La tentation du mimétisme est forte dans les situations de crise où l’on cherche à s’en remettre à des solutions qui ont démontré leur efficacité ailleurs. Le concept « d’isomorphisme institutionnel » aide à comprendre ces phénomènes. Pour Paul DiMaggio et Walter Powell, des pressions institutionnelles significatives s’exercent et poussent à l’homogénéisation des modes d’action. Des organisations confrontées à des contraintes similaires tendent à converger (c’est cette logique de convergence que les auteurs nomment « changement isomorphique institutionnel »). 

« L'isomorphisme » se produit à l'intérieur d'un champ organisationnel que DiMaggio et Powell définissent comme l’ensemble des organisations qui appartiennent à une même « aire » de la vie institutionnelle. L’homologie ou symétrie des positions dans le champ politique de l’UMP et du PS donne crédit à cette hypothèse qui peut être, selon les mêmes auteurs, d’ordre normatif, coercitif ou mimétique. Selon cette troisième variante du modèle, dans un contexte d’incertitude et de rationalité limitée, les organisations ont tendance à s'imiter les unes les autres. La mobilisation des élites autour d’une nouvelle règle présuppose une certaine insatisfaction à l’égard du système ou des règles en vigueur, ainsi que le repérage et la connaissance de solutions alternatives exemplaires pratiquées ailleurs et qui ont fait leurs preuves.

Le mimétisme est allé loin puisque les règles du jeu adoptées à droite en 2015 sont très proches de celle du PS en 2011 : création d’une haute autorité, rédaction d’une charte de bonne conduite, vote papier en deux tours et à l'automne, organisation de quatre débats télévisés… Seules les conditions du vote électronique pour les Français de l’étranger et surtout de parrainage diffèrent, les Républicains ayant choisi des conditions de filtrage plus proches de l'élection présidentielle.

Conclusion

Le grand récit de la « démocratisation » ne saurait au final tenir lieu d'explication à la diffusion des primaires en France, qui obéit à des logiques multiples et ne revêt aucune dimension de « nécessité ».Dans un contexte structurel de délégitimation et d'affaiblissement des partis et conjoncturel de défaites électorales, les primaires apparaissent comme le résultat de luttes politiques et de logiques d’imitation qui combinent leurs effets. Piergiorgio Corbetta et Rinaldo Vignati écrivent à propos de l’Italie, leur critique de tout évolutionnisme valant pour la France : « Une tendance est à l’œuvre au Parti Démocrate pour organiser des primaires mais il faut éviter d’interpréter cette dynamique comme une loi sociologique qui tendrait naturellement vers plus d’ouverture et de démocratie partisane. »

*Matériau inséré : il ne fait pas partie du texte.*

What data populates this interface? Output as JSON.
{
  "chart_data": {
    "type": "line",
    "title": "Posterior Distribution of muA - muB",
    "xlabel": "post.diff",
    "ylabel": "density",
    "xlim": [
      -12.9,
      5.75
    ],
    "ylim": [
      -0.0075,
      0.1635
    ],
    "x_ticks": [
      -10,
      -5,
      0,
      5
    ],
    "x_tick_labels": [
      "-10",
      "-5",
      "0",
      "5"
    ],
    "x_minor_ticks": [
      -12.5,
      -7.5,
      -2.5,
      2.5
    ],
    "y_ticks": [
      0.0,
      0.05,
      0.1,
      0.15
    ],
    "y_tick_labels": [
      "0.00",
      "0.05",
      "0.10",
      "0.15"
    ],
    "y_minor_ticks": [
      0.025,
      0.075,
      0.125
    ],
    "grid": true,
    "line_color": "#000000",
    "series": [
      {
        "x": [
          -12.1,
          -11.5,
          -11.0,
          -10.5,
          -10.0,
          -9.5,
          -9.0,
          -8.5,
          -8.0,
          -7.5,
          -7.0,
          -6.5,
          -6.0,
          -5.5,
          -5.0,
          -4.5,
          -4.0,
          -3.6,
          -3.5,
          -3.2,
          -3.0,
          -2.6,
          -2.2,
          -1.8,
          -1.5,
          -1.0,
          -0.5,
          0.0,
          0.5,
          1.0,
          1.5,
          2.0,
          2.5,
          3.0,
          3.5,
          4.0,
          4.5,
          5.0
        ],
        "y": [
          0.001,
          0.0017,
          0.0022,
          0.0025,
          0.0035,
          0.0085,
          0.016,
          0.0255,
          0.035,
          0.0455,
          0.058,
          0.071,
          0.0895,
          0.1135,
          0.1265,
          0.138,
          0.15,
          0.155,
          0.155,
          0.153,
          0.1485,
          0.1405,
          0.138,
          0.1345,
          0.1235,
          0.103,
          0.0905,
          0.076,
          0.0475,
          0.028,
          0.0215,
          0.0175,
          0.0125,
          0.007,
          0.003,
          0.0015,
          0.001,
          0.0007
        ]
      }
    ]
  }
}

Les auteurs invitent à appréhender le développement des primaires de manière « réaliste et politique » comme « le résultat de luttes entre différents acteurs animés d’objectifs eux-mêmes différents qui luttent pour conquérir ou conserver le pouvoir ». Comme dans d’autres configurations, la demande de primaires ouvertes en France « peut être interprétée comme un instrument pour mettre en cause le pouvoir de leaders en place en mobilisant la rhétorique de la démocratie ». Le choix du système des primaires par le PS et LR ne saurait donc se lire comme le simple résultat de l’adaptation mécanique d’un système d’investiture étranger. La perte du monopole de la désignation de leur candidat à l’élection présidentielle n’a été concédée par les élites et les adhérents de ces organisations qu’au prix de la conservation de la maîtrise des règles du jeu. Dans ce cadre, l'ouverture démocratique joue un rôle ex post finalement secondaire, les primaires procédant avant tout de l'économie des luttes partisanes et d'une nouvelle manière de réguler la concurrence interne.